Restrictive government currency controls have led to a shortage of high-quality American-made breast implants.  For a country wracked by shortages of food, paper products, personal hygiene products, and many other items, this latest shortage seems the unkindest cut of all.

Venezuela is thought to be the country with the highest rate of plastic surgery in the world.  And boob jobs are the flagship of Venezuelan plastic surgery procedures.  About 85,000 boob jobs were done in Venezuela in 2013.  

Only three countries in the world had more - the United States, Brazil, and Mexico - silly, shallow countries, yes, but also countries with populations 4 to 10 times the size of Venezuela.  

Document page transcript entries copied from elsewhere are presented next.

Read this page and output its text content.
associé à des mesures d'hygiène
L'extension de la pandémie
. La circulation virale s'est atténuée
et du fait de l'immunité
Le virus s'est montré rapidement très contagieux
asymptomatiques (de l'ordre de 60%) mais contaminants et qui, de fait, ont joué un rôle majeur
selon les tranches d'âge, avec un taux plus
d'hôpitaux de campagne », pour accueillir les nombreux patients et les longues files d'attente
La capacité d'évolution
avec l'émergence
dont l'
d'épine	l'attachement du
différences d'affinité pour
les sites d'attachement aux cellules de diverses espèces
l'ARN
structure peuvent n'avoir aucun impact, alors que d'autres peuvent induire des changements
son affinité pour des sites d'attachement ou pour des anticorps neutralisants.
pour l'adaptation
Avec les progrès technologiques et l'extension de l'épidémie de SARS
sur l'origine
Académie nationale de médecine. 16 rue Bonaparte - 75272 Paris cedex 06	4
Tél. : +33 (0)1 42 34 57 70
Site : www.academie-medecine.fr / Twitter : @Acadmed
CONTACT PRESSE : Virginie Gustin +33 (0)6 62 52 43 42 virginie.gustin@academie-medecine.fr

In Latin American culture, a girl's 15th birthday (known as "la quince") is often thought to denote her passage into womanhood.  This is true in Venezuela, where one of the traditions is to celebrate la quince by buying the girl her first set of breast implants. 

Which raises an important question: why doesn't everybody live in Venezuela?

Anyway, breast implants are so much a part of daily life in Venezuela, that even normally-emaciated clothing store mannequins seem to have them.

Venezuelan mannequin.

Since 2003, in an attempt to stop money from leaving the country, the dirty communists who run Venezuela have made it difficult for ordinary Venezuelans to get their hands on that most highly-prized of all currencies, the United States dollar.  

The only place you can legally trade increasingly devalued Venezuelan bolivares for US dollars in Venezuela is from the government itself, and they reject most currency exchange applications.  

With few dollars available, it's become increasingly difficult for Venezuelans to get their hands on those most highly-prized of all breast implants, the American-made, FDA-approved ones.


The Search for Alternatives

So what's a beauty-conscious Venezuelan woman to do in this climate of austerity, and this time of lack?  Many women have had to forgo the operation altogether.  

Often, this sparks an unstoppable cascade of personal setbacks, including wrecked marriages, missed job promotions, and dimmed prospects in general.  With no bodacious ta-tas to parade down the street, many women become depressed and stop leaving their homes. 

Other women roll the dice and buy Chinese-made breast implants, though many doctors actually refuse to implant these.  China, a country long-known for its stringent quality  and safety controls, has somehow fallen down on the job when it comes to breast implants.  

"I'm not saying they're not safe," says one Venezuelan doctor.  "But I've removed more than a few ruptured Chinese implants.  I just don't feel comfortable with them."

Finally, many women simply buy whatever American-made implants they can find, even if they're the wrong size.  In most cases, this means getting new breasts that are too big.  Few Venezuelan men complain about this.


The official national motto of Venezuela is "Power to the people."  The unofficial motto is "Too much is not enough." 

One man did complain, however.  He would go so far as to get on television and harangue the masses, denouncing this "monstrous" obsession with large breasts.    

"It is painful to see girls or women that may not have sufficient resources for housing, to accommodate housing for the children, for clothes, who are looking to see how to do an operation on the breasts," he said.

That man was Hugo Chavez, former President of Venezuela.  But then the CIA gave him cancer, and he died.  Which would have seemed to open the door of freedom, leading to unlimited breast implanting.  But the socialist revolutionary, with his authoritarian currency restrictions, controls his people even from the grave. 


"It's monstrous, I tell you!"

There's a lot of human suffering going on in the world today.  I mean, there's the Ebola outbreak in Africa, there's ISIS running amok in the Middle East, and now this.

Makes me wonder sometimes.  Is there no God?